The original NAO report shows that the total amount provided by the UK Treasury to bailout the British banking system was £753 billion. Of this, SPICe estimated that £470 billion relates to RBS and HBOS – but it is only an educated guess because the Treasury has provided no detailed breakdown. However, this does not – repeat, not – mean that the Treasury actually spent £470 billion in cash, paid for by the taxpayer.
First, the Labour Government took an 83 per cent stake in RBS, paying £45.5 billion in cash, and agreed to insure its riskiest assets for an annual fee. But it charged the bank for the insurance, making a profit on the deal. Again, Brown and Darling injected £20 billion into Lloyds Banking Group, which had acquired HBOS at their urging, in exchange for a 41 per cent stake. The Treasury also provided additional guarantees to insure Lloyd’s liquidity. And again, it charged for the priviledge.
So that makes an upfront payment of only £65.5 billion in cash and the rest in “guarantees” which the banks pay for. But where did the £65.5 billion in cash come from? The taxpayer? No – it was borrowed especially to fund the deal. However, as this borrowing was set against the bank shares acquired, it does not count as part of the Treasury’s net debt. In other words, it is merely a book-keeping transaction (though interest is paid). Any country of any size could do it.
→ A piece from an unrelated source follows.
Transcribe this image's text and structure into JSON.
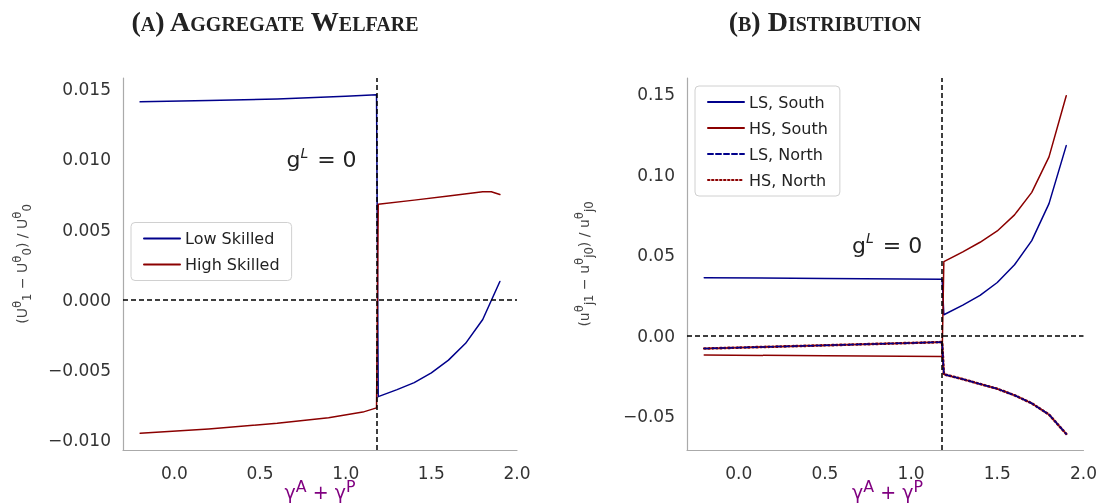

According to JPMorgan Chase, the annual cost of servicing that loan is around £3.2 billion. So the actual cost of rescuing RBS and Loyds was…er, £3.2 billion per year minus the charge to the banks for insuring them.
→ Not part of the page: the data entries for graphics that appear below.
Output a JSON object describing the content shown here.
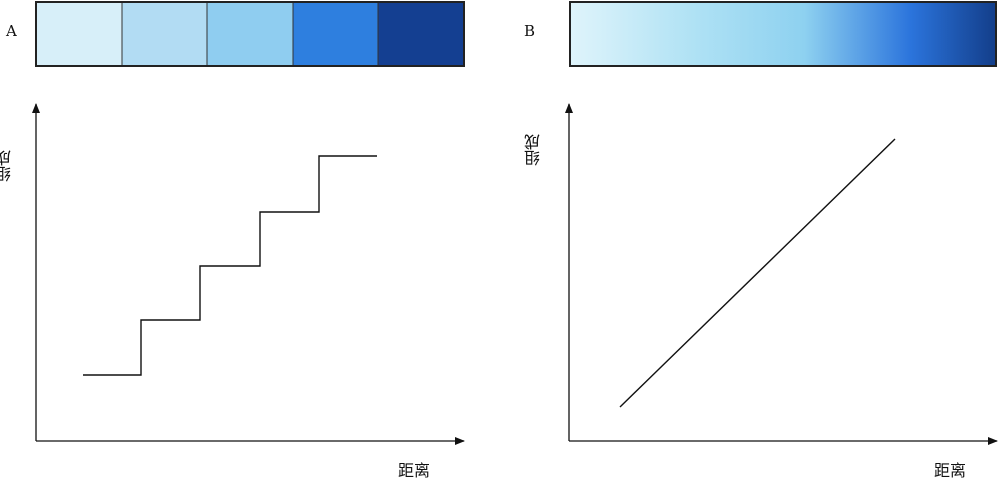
{
  "panelA": {
    "label": "A",
    "swatch_colors": [
      "#d7eff9",
      "#b2dcf3",
      "#8fcdf0",
      "#2e7fdf",
      "#143f91"
    ],
    "ylabel": "组成",
    "xlabel": "距离"
  },
  "panelB": {
    "label": "B",
    "gradient_colors": [
      "#dff4fb",
      "#aee1f4",
      "#8ed1f0",
      "#2b74dc",
      "#133e8a"
    ],
    "ylabel": "组成",
    "xlabel": "距离"
  },
  "colors": {
    "stroke": "#222222",
    "line": "#111111"
  }
}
It is also true that the Bank of England provided both banks with liquidity because interbank lending had collapsed during the credit crunch. Essentially, the Bank of England invents this cash electronically. It also gets it back, squaring the circle. All central banks do this.
When the UK Government rescued the banks, it paid per share 50.2p for RBS and and 73.6p Lloyds. As of Friday (May 27) the share price stood at 42.34p for RBS and 52.98p for Lloyds, leaving the Government about £10 billion out of pocket if it sold out now. By comparison, this year’s North Sea oil tax revenues will be around £15 billion.
So the true cost to an independent Scottish Government of bailing out RBS and HBOS would have been containable. An independent Scottish Government might even make a profit, if the banks can be sold off at a higher price than they were bought at.
The £470 billion figure has been twisted out of all context by the Daily Mail. Final proof comes at the end of the 2010 SPICe report which is at pains to quote the Treasury’s Pre-Budget Report of 2009. This Pre-Budget Report (Box 4, page 199) attempts to put a net figure on the total cost of the entire UK bank rescue programme – not just RBS and HBOS. Remember that most of the so-called bailout funds were actually guarantees, not cash up front. And guarantees the banks had to pay for.
The net figure the Treasury thinks it will cost the UK Government to finance the entire bailout programme is…£10 billion, assuming RBS and Lloyds’ shares are finally sold off. Repeat, that’s £10 billion, not £470 billion or £753 billion. Beware of Unionists who invent factoids.